Indeed, bracketologists and senior analysts await me. I read Andy Katz's predictions. Not bad, not bad. He likes Stanford winning it all; I can like Stanford winning it all. After writing the Cardinal in all the way to the title, I go back to the men's tourney home page. Wait, Dick Vitale likes Kentucky? I erase my way back to a clean bracket. I decide to a) stick with the pencil and b) scout some more.
Stop 2: One of my fellow Collegian women's basketball writers, the one who taught me that "dime" is street-ball slang for an assist.
"Florida will go far," he assures me.
"Really?" I asked, ready to pencil them in to the Elite Eight.
"Well, I'm kind of biased," he admits. "My friend plays for them." Oh, wonderful. There's the objective opinion sportswriters love.
The East Rutherford bracket remains blank.
Stop 3: Collegian assistant night sports editors. "I'm picking Monmouth, Illinois-Chicago, Liberty and Texas-San Antonio for the Final Four," the first one proclaims. Thanks, but no thanks. The second one holds up the insert The Philadelphia Inquirer puts out.
"This is exactly why I read this paper today," he says, with a huge grin. "I can scout all the teams. It's great!"
I glance through it. Great, indeed. But all the words and numbers make my head spin.
The whole bracket remains blank.
Stop 4: The lab I work in. Scientists do still follow sports.
"Paul, your Final Four?" I anxiously ask one of the other undergrads. He's got Georgia Tech, Duke, Connecticut and Pittsburgh -- but that's subject to change. OK, so why Georgia Tech? "I've watched them a bunch this year, and I really like them." Then we go to the computer so I can see his complete bracket. The headline story on ESPN.com when the page loads: Why Georgia Tech could lose in the first round. "Well, everybody has his own opinion," he says, shrugging it off. No kidding!
The St. Louis bracket remains blank.
I go to one of the grad students.
"Jordan, there are too many choices," I whine.
"Well, that's why you enter two different brackets in each pool," he suggests.
The Phoenix bracket remains blank.
Stop 5: My dad. After all, as my mom likes to note, he watches basketball all the time. He convinces me to stick with Duke in Atlanta. Ready to scribble it in, I consider that this is the man who cost me 10 points of extra credit in my fifth grade math class by offering me ill-advised picks.

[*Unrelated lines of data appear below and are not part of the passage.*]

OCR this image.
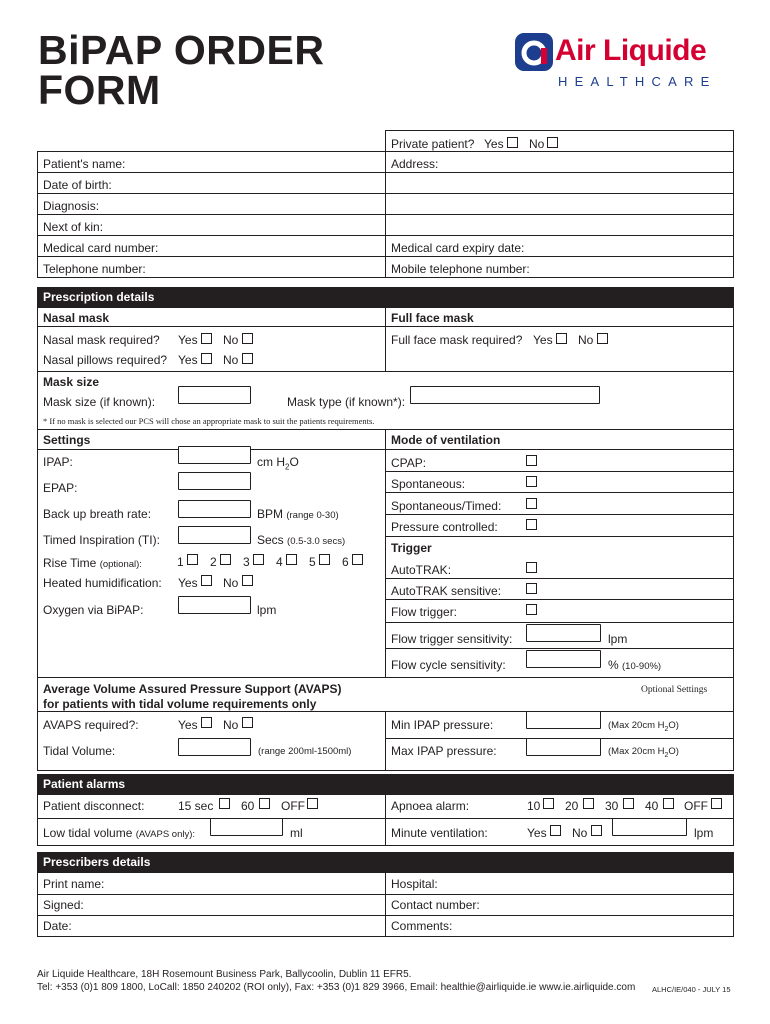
BiPAP ORDER
FORM
Air Liquide
HEALTHCARE
Private patient? Yes No
Patient's name:	Address:
Date of birth:
Diagnosis:
Next of kin:
Medical card number:	Medical card expiry date:
Telephone number:	Mobile telephone number:
Prescription details
Nasal mask	Full face mask
Nasal mask required? Yes No	Full face mask required? Yes No
Nasal pillows required? Yes No
Mask size
Mask size (if known):	Mask type (if known*):
* If no mask is selected our PCS will chose an appropriate mask to suit the patients requirements.
Settings	Mode of ventilation
IPAP:	cm $H_2O$
EPAP:
Back up breath rate:	BPM (range 0-30)
Timed Inspiration (TI):	Secs (0.5-3.0 secs)
Rise Time (optional):	1 2 3 4 5 6
Heated humidification: Yes No
Oxygen via BiPAP:	lpm
CPAP:
Spontaneous:
Spontaneous/Timed:
Pressure controlled:
Trigger
AutoTRAK:
AutoTRAK sensitive:
Flow trigger:
Flow trigger sensitivity:	lpm
Flow cycle sensitivity:	% (10-90%)
Average Volume Assured Pressure Support (AVAPS)
for patients with tidal volume requirements only
Optional Settings
AVAPS required?:	Yes No	Min IPAP pressure:	(Max 20cm $H_2O$)
Tidal Volume:	(range 200ml-1500ml)	Max IPAP pressure:	(Max 20cm $H_2O$)
Patient alarms
Patient disconnect:	15 sec 60 OFF	Apnoea alarm:	10 20 30 40 OFF
Low tidal volume (AVAPS only):	ml	Minute ventilation:	Yes No	lpm
Prescribers details
Print name:	Hospital:
Signed:	Contact number:
Date:	Comments:
Air Liquide Healthcare, 18H Rosemount Business Park, Ballycoolin, Dublin 11 EFR5.
Tel: +353 (0)1 809 1800, LoCall: 1850 240202 (ROI only), Fax: +353 (0)1 829 3966, Email: healthie@airliquide.ie www.ie.airliquide.com ALHC/IE/040 - JULY 15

The Atlanta bracket remains blank.
Two days and countless opinions later, I am still one confused girl. So I switch to a pen and haphazardly attack the bracket. Cute mascots result in Elite Eight appearances. Schools in warm locales have an edge. Soon enough, my bracket is full, and it took only five minutes.
Because, let's be honest: Despite the authority of all the bracketologist research analysts, senior sportswriters and self-proclaimed college basketball buffs, things get crazier than anyone can predict in the Big Dance. We all know that No. 1 and No. 2 seeds are pretty much safe in the first round, yes, but after that, any reason -- lovely school colors perhaps -- can be the right reason to pick a team.
With that being said, Salukis of Southern Illinois tear it up! A natural pick as my parents hail from the Land of Lincoln; you went all the way in my final submission. You won't let me down?